The implant was placed into the osteotomy prepared and healing abutment was placed and flap closure was done.

Post-surgery antibiotics and mouthwashes were advised to the patients until the observation period, this was the initial step of healing. Further, the healing status was followed up for 90 days.


We placed a total of 18 implants out of which 9 implants were under study group and 9 were under the control group.

Implants were placed using surgical protocol using PRP in the control group and autologous PRP is used to moisten the implants before the placement in the study group.

In both cases the healing stages are compared using Ostel Implant stability meter at regular intervals– 0,30,60, and 90 days for 18 months.

Variations in the results were analyzed using statistical analysis, one-way analysis of variance, paired and unpaired t-test.
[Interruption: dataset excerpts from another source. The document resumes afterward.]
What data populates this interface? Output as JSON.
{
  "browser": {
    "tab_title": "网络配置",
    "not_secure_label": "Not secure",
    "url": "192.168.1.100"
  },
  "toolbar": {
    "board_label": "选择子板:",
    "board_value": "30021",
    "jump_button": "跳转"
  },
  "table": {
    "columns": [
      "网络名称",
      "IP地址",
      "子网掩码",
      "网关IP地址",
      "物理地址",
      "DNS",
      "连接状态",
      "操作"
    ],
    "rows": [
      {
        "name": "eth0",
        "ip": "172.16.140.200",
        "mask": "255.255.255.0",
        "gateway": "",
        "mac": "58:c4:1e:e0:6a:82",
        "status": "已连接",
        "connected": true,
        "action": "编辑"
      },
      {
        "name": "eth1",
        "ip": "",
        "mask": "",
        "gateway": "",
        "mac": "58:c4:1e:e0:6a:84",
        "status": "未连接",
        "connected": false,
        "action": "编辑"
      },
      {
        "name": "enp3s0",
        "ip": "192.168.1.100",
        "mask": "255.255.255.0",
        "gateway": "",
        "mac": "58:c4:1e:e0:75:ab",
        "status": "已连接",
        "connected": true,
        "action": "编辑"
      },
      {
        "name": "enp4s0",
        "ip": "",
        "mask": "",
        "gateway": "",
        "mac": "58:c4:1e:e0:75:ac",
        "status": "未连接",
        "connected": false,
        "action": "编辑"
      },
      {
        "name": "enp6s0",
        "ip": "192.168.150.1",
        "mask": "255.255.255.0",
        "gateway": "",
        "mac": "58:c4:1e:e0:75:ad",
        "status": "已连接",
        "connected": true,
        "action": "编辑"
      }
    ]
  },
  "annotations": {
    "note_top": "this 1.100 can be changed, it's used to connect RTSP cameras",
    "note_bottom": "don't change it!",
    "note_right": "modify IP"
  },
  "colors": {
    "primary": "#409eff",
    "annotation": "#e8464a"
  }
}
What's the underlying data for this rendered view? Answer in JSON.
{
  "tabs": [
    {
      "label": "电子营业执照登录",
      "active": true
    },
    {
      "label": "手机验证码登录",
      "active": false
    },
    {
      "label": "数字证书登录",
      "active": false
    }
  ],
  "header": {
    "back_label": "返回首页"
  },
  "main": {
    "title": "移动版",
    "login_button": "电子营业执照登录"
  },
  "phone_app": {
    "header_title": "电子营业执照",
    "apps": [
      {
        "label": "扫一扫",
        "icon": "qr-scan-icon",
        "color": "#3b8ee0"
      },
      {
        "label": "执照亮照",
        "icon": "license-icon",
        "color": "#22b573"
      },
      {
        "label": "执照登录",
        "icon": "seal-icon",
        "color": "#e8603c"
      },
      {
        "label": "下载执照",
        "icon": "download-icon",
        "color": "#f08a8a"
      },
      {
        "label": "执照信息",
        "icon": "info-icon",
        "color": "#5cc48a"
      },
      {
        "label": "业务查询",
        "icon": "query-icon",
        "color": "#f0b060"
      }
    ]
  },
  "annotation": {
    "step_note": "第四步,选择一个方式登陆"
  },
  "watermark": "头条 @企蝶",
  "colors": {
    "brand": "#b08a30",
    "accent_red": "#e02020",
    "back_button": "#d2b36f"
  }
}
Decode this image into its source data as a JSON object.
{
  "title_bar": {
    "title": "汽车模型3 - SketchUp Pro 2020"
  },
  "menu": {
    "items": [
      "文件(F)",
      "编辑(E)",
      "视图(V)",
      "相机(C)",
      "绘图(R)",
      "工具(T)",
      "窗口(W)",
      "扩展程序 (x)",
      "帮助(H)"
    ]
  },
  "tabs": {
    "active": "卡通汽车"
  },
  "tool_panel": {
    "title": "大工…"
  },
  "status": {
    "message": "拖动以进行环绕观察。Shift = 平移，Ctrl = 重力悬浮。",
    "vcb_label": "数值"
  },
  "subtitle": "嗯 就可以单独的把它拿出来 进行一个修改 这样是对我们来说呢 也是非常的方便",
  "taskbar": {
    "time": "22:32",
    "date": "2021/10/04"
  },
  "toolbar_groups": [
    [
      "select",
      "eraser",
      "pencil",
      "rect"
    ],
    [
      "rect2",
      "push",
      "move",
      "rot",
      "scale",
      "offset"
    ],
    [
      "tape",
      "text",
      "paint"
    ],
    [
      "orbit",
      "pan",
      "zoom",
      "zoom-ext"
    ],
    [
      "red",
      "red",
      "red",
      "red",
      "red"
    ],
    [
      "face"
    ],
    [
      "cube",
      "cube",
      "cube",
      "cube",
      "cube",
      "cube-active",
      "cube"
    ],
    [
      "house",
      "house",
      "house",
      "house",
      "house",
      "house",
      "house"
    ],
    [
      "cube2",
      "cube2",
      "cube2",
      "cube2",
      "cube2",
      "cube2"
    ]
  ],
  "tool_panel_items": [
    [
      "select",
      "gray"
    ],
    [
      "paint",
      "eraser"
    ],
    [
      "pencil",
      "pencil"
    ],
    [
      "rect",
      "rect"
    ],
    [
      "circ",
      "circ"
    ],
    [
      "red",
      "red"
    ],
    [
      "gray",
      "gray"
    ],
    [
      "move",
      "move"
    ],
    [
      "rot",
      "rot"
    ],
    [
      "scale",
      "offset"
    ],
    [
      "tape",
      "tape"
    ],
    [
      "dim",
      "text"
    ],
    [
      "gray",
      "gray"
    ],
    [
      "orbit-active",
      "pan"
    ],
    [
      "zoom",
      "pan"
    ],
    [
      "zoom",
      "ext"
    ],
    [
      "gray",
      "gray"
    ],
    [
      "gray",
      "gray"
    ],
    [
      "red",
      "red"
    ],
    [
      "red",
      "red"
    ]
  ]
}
During the study period, the Study group showed up notable stability values after 30 days of the treatment.

The control group recorded no changes in the statistical values during all the time intervals. 

Higher values were recorded during the early phase of PRP Osseointegration.

However, during the final phase of observation time, both the groups have recorded similar stability values.

Immediate implant placement using PRP has shown beneficial results during early secondary stability.

Early implant stability is beneficial for rehabilitation and early loading.

Comparison of RFA


In the case study mentioned above implants treated with PRP have shown a significant rise in growth factors which is a positive effect on bone formation and healing which indicates a rise in the stability values, this proves that PRP can be used as an adjunct with an implant or any surgical procedures for quick healing.

As PRP is an autologous origin, it is immune to the risk of transmission of diseases, or immunogenic reactions.